La expedición de los argonautas ha dado pie a numerosas interpretaciones. Intriga, en especial, el significado del Vellocino. Ya hemos dicho que el mito no aclara para qué necesitaba Pelias una piel de carnero, quizás porque el público de la época daba por supuesto su indudable valor, del mismo modo que a los cruzados que volvían de Tierra Santa con un lígnum crucis nadie les decía: “¿Y eso para qué sirve?”
Pero las explicaciones místicas convencen poco en estos días de relativismo moral y materialismo irredento, y los historiadores se han ido inclinando cada vez más por atribuir un carácter económico a la búsqueda del Vellocino.
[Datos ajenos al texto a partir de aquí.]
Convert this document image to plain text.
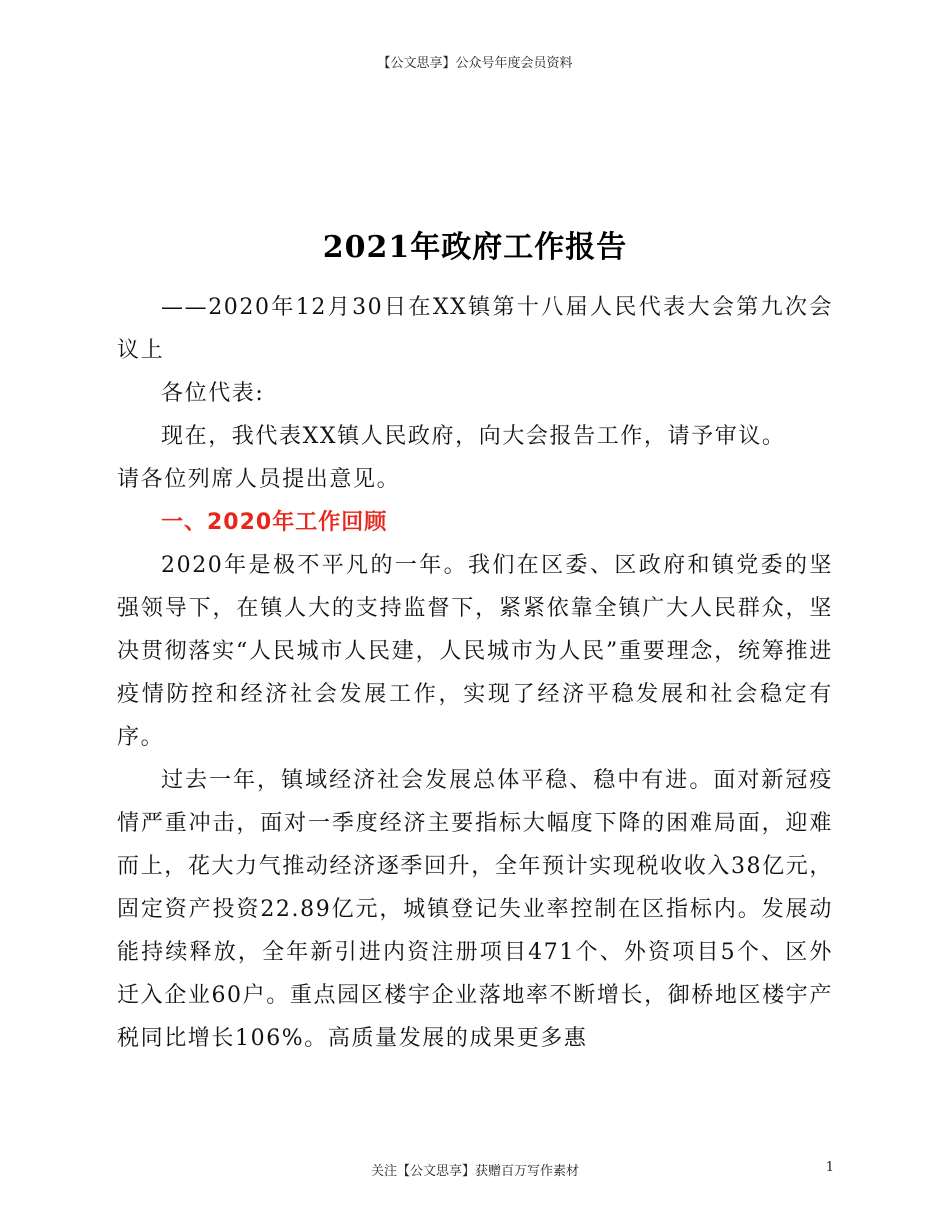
【公文思享】公众号年度会员资料
2021年政府工作报告

——2020年12月30日在XX镇第十八届人民代表大会第九次会议上

各位代表:

现在，我代表XX镇人民政府，向大会报告工作，请予审议。

请各位列席人员提出意见。

一、2020年工作回顾

2020年是极不平凡的一年。我们在区委、区政府和镇党委的坚强领导下，在镇人大的支持监督下，紧紧依靠全镇广大人民群众，坚决贯彻落实“人民城市人民建，人民城市为人民”重要理念，统筹推进疫情防控和经济社会发展工作，实现了经济平稳发展和社会稳定有序。

过去一年，镇域经济社会发展总体平稳、稳中有进。面对新冠疫情严重冲击，面对一季度经济主要指标大幅度下降的困难局面，迎难而上，花大力气推动经济逐季回升，全年预计实现税收收入38亿元，固定资产投资22.89亿元，城镇登记失业率控制在区指标内。发展动能持续释放，全年新引进内资注册项目471个、外资项目5个、区外迁入企业60户。重点园区楼宇企业落地率不断增长，御桥地区楼宇产税同比增长106%。高质量发展的成果更多惠

关注【公文思享】获赠百万写作素材	1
Los argonautas iban en realidad detrás de alguna tecnología punta: para extraer el oro de los ríos, para teñir la ropa de púrpura, para hilar seda… Eran una especie de erasmus aqueos que acudían a la meca científica del planeta para instruirse en las claves de la prosperidad.
El equivalente de la Cólquide sería hoy Silicon Valley y los nuevos argonautas son esos ingenieros indios o israelíes que peregrinan allí en busca de gloria y fortuna. Pero, ¿existe el Vellocino de Oro que persiguen? O lo que es igual, ¿hay algún modo de replicar Silicon Valley?
Tesis. AnnaLee Saxenian nació y se crió en Massachusetts. En 1976 se licenció en Economía por el Williams College, una de las universidades más antiguas de Estados Unidos. Por aquel entonces, la costa este era el epicentro de la innovación mundial. Los pioneros de la electrónica (DEC, Wang, Honeywell) habían ido instalándose en las afueras de Boston, en un corredor de 20 kilómetros de autovía conocido como Route 128.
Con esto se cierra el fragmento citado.